Communications innovatorRobert W. Galvin

Galvin’s father, Paul, founded the Galvin Manufacturing Co. in 1928, to make battery eliminators for radios, which at the time were almost exclusively battery operated. The senior Galvin then bought a patent for automotive radios and changed the company’s name, combining “motor” and “Victrola” to make a new brand, “Motorola”, which made car radios. Robert Galvin joined the family-run company in 1940 at age 18, as the company came out with a new product just in time for the U.S. involvement in World War II: the “Walkie-Talkie”. The U.S. military bought $10 million worth, launching Motorola into two-way radio communications. Robert Galvin took over as CEO in 1959, and under his watch, the company went from $290 million in sales to $10.8 billion, with a number of “firsts” and inventions:

  • the first “car phone” (1946)
  • the communications system for America’s first artificial satellite (Explorer 1, 1958), as well as the radio systems for the Apollo moon missions
  • the first “large-screen” (19-inch), transistorized, cordless portable television (1960)
  • the first portable telephone for public use (1973)
  • the first cellular phone (the DynaTAC 8000X, 1983)

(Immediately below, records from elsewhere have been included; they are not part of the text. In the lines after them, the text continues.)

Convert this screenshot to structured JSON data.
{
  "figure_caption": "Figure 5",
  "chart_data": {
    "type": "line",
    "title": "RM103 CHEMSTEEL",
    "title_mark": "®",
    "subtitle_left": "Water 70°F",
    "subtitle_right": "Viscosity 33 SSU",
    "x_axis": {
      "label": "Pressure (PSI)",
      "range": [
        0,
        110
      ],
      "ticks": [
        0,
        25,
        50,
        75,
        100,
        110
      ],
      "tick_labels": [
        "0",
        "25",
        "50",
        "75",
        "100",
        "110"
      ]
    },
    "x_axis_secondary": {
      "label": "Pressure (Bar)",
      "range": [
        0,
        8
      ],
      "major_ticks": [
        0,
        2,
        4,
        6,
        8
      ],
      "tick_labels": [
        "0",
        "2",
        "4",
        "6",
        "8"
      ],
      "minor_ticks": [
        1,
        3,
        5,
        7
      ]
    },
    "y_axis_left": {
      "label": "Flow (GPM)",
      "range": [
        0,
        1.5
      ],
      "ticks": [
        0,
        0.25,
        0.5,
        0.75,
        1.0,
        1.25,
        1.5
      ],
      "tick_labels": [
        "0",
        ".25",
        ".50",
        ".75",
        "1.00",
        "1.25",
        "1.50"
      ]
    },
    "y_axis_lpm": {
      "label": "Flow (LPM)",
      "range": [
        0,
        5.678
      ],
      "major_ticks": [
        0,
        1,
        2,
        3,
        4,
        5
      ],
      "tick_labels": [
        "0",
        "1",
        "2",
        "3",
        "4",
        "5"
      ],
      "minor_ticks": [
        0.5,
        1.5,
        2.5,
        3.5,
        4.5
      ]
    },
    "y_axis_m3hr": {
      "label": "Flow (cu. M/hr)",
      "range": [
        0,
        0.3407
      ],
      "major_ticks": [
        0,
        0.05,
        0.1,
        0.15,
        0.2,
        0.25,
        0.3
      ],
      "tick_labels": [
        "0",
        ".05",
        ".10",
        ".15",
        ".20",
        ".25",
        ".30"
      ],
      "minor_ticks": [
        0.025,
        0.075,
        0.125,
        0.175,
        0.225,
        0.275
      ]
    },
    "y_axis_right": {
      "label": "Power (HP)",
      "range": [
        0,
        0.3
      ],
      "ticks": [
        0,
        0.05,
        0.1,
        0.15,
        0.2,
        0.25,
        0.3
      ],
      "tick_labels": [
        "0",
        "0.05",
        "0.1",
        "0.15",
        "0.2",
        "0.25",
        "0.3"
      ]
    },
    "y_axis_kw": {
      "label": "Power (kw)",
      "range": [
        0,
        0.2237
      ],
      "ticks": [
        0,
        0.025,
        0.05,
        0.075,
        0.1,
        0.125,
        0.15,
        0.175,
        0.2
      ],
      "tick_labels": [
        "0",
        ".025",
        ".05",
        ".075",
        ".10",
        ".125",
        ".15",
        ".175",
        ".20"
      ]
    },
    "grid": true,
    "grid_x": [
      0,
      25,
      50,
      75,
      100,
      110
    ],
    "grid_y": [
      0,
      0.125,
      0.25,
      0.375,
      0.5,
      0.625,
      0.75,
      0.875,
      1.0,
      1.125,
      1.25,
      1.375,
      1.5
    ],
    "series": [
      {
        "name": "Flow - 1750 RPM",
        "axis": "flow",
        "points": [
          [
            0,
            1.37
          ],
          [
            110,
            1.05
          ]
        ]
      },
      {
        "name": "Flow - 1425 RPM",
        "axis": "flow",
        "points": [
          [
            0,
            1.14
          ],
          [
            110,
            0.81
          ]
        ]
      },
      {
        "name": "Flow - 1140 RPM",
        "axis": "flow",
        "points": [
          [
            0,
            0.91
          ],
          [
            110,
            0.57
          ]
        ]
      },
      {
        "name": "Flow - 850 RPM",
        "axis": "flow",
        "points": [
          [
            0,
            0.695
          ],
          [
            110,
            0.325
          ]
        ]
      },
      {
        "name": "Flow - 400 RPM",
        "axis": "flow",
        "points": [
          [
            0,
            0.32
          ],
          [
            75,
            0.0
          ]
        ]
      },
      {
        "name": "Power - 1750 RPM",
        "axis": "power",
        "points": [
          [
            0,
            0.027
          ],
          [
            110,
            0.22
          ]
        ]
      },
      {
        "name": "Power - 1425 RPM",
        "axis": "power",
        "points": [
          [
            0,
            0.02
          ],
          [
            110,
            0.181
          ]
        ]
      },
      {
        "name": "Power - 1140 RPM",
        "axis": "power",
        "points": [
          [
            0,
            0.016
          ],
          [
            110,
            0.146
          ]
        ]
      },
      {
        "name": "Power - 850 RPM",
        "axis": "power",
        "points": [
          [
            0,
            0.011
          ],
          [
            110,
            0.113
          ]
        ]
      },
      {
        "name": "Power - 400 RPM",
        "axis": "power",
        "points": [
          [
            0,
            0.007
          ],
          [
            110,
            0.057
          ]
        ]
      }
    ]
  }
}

The company was also known for its 6800 and 68000 microprocessor, and in 1986 invented the “Six Sigma” quality improvement process, which led the company to receive the first-ever Malcolm Baldrige National Quality Award (1988). There were misses, too, such as coming out with a color TV set in 1957 — before color transmission protocols were standardized in 1960. But all in all, Galvin “had this amazing ability to see what was coming down the pike,” says Harry Mark Petrakis, who has written histories of the company and its founders. Galvin retired in 1990, and died October 11 at 89.